No me extraña nada que algunos altos funcionarios del Gobierno español presuman de que, ahora, nuestro país está mucho mejor que Francia. La tremenda inestabilidad del Gobierno de Pedro Sánchez no es nada en comparación con el tsunami que vive el país vecino, abocado quizá a la convocatoria de unas elecciones anticipadas que seguramente ganaría nada menos que el Frente ultraderechista de Le Pen.
Mi familia francesa vive en medio de una gran preocupación: el estado de bienestar, que es el arquitrabe de la existencia de nuestro vecino del norte, tan acostumbrado a vivir bien, se tambalea. La sombra de la agitación social amenaza por las esquinas y las fuerzas políticas de ese gran país están dando todo un ejemplo de falta de patriotismo y de sentido común.
Más o menos como aquí, dirá alguien. No. Lo cierto es que realmente la situación gala es bastante peor en estos momentos, con la amenaza populista invadiendo todo el escenario. Las alianzas tejidas por Macron, que despreció al ganador de las últimas elecciones, no han funcionado. Y ni los conservadores moderados, ni los centristas ni la izquierda, desde los socialistas a los insumisos de Melenchon, están sabiendo cumplir su papel. Así que los extremistas antieuropeístas creen que ha llegado su hora.
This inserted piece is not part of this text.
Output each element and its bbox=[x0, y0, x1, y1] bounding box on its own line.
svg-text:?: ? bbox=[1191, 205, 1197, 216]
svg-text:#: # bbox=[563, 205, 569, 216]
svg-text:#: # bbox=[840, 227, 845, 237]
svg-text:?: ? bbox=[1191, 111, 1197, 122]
Me cuentan que Macron, sin duda un estadista, pero que no ha sabido gerenciar bien la crisis interna que vive Francia desde hace un lustro, está harto. Falto de ideas y de reflejos, visiblemente desmejorado, indignado por algunos rumores vertidos sobre su esposa y sobre él mismo. Pero él es la última baza que le queda a Francia antes de desperñarse por el barranco del extremismo de derechas.
Me preocupa mucho lo que pueda ocurrir con el vecino del piso de arriba. No solamente por motivos familiares y porque admiro profundamente Francia desde que, por primera vez a los doce años, visité el país, que entonces, para quienes vivíamos la pesadilla del franquismo, era el paraíso de las libertades, un sueño inalcanzable en la Península Ibérica. Hoy el esquema ha variado: quizá Francia incluso nos mire, contemplando datos macroeconómicos y la aparente tranquilidad política interna (aquí dentro ya sabemos que no es tal, ni mucho menos), con cierta envidia. Como nosotros les mirábamos no hace tantos años, cuando el chovinismo gaullista y el endiosamiento de Mitterrand.
Me parece que es preciso que nuestros gobernantes, los del Gobierno y los de la oposición, se fijen muy atentamente en lo que está ocurriendo en un país con el que tantas concomitancias, lazos, historia e intereses compartimos. Francia debe ser nuestro principal aliado -bueno, junto con Portugal y quizá Alemania- y cualquier convulsión allí hará bueno aquello de que, cuando Francia estornuda, España pilla una pulmonía. No, yo no quiero un vecino ‘ultra’ en el piso de arriba, no quiero ruidos excesivos en la vecindad. Alegrarse de la debilidad francesa, como he escuchado a más de un insensato en las últimas horas, sería un auténtico despropósito. Abrir la botella de champán (francés) porque ahora ellos están peor que nosotros, un disparate.
Hemos de querer una Francia fuerte, esa cuna de la democracia y de la cultura a la que siempre hemos admirado: es una valla protectora para nuestra propia democracia, a veces tan amenazada por la acción de nuestros representantes.
Ya hemos perdido el viejo modelo estadounidense y nos hemos enfermado de un malsano escepticismo sobre la marcha de Europa: déjennos al menos a Francia como referencia. Que los ineptos que solo piensan en la ‘grandeur’ no acaben con un país que fue, y es, realmente grande. Vive la France, pero ‘esta’ France.